The timing of these attacks could not have been more damning. Just as Malian forces and their Russian allies claimed to have secured these zones, the JNIM demonstrated how porous the defenses truly are. How could armed groups transport explosives, rig massive steel structures, and vanish without detection in areas supposedly under full control? The inability of mixed drone patrols and ground units to prevent such sabotage casts doubt on the real value of this military partnership for civilians. While Moscow-backed forces excel in urban displays of strength, their track record in countering hybrid threats to infrastructure remains alarmingly weak.

Bamako’s residents pay the price of state failure

For the people of Bamako, this latest attack is the final straw. With electricity cut off to homes and businesses, life-saving medical equipment in hospitals failing, and water pumps rendered useless, survival has become a daily struggle. Government promises of fuel convoys guarded by Malian troops and Russian units ring hollow when the reality is that backup generators are in critically short supply. Hospitals, including maternity wards, are operating under extreme duress, putting countless lives at risk with each passing hour.

Manantali and Sélingué: A looming regional catastrophe

Security intelligence reveals a chilling development: the JNIM’s ambitions now extend to the Manantali and Sélingué dams. This shift in strategy is not just a threat to Mali—it imperils the entire West African subregion. These dams are not merely energy producers; they are the lifeblood of hydropower and irrigation for Senegal, Mauritania, and countless farming communities along the river basin. A successful attack would plunge Bamako—and possibly multiple nations—into months of darkness, trigger catastrophic food shortages, and destabilize economies dependent on shared water and energy resources. The progression from roadside ambushes to power grid sabotage, and now potential dam strikes, reveals a deliberate campaign of destabilization that Malian forces and their allies are struggling to counter.

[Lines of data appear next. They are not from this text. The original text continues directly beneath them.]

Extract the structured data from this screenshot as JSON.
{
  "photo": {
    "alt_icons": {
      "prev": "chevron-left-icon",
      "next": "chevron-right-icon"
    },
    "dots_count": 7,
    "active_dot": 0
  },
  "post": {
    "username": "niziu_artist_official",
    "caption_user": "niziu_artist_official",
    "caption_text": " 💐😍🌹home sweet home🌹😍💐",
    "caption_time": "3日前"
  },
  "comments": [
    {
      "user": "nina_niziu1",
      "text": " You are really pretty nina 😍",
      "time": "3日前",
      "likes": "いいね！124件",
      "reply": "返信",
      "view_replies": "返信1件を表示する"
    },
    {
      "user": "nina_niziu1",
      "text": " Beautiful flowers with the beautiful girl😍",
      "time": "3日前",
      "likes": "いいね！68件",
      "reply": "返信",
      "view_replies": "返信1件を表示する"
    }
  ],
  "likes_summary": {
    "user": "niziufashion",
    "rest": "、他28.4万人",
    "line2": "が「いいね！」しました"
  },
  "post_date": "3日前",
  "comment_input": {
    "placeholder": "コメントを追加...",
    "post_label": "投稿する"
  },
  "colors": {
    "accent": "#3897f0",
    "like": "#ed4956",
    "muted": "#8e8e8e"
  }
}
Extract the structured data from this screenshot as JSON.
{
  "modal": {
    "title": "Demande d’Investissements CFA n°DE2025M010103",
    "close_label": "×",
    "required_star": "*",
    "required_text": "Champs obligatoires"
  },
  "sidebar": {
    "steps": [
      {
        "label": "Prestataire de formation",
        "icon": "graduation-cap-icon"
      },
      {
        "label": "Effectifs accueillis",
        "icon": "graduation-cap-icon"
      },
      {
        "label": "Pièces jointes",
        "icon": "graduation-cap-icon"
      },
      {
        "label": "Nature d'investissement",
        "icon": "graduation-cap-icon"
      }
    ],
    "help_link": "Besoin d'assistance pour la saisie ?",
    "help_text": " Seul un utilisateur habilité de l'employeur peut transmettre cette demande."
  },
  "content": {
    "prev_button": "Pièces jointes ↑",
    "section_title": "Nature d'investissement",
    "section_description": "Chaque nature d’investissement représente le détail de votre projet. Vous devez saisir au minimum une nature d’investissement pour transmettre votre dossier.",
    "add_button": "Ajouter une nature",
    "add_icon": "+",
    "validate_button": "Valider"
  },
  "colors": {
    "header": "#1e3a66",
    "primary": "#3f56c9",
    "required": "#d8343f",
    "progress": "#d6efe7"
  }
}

From rhetoric to reality: the cost of unmet promises

The transitional government and its Russian partners now face an inescapable reckoning. Bold declarations of reclaiming national territory clash with the grim reality of crumbling infrastructure and eroding public trust. The deployment of the Africa Corps, though financially draining for Mali, has yet to deliver tangible protection for civilians or their essential services. The time for celebratory statements has passed. What Malians urgently need is not hollow rhetoric about sovereignty, but the restoration of basic dignity—access to clean water, reliable electricity, and real security that extends beyond propaganda slogans.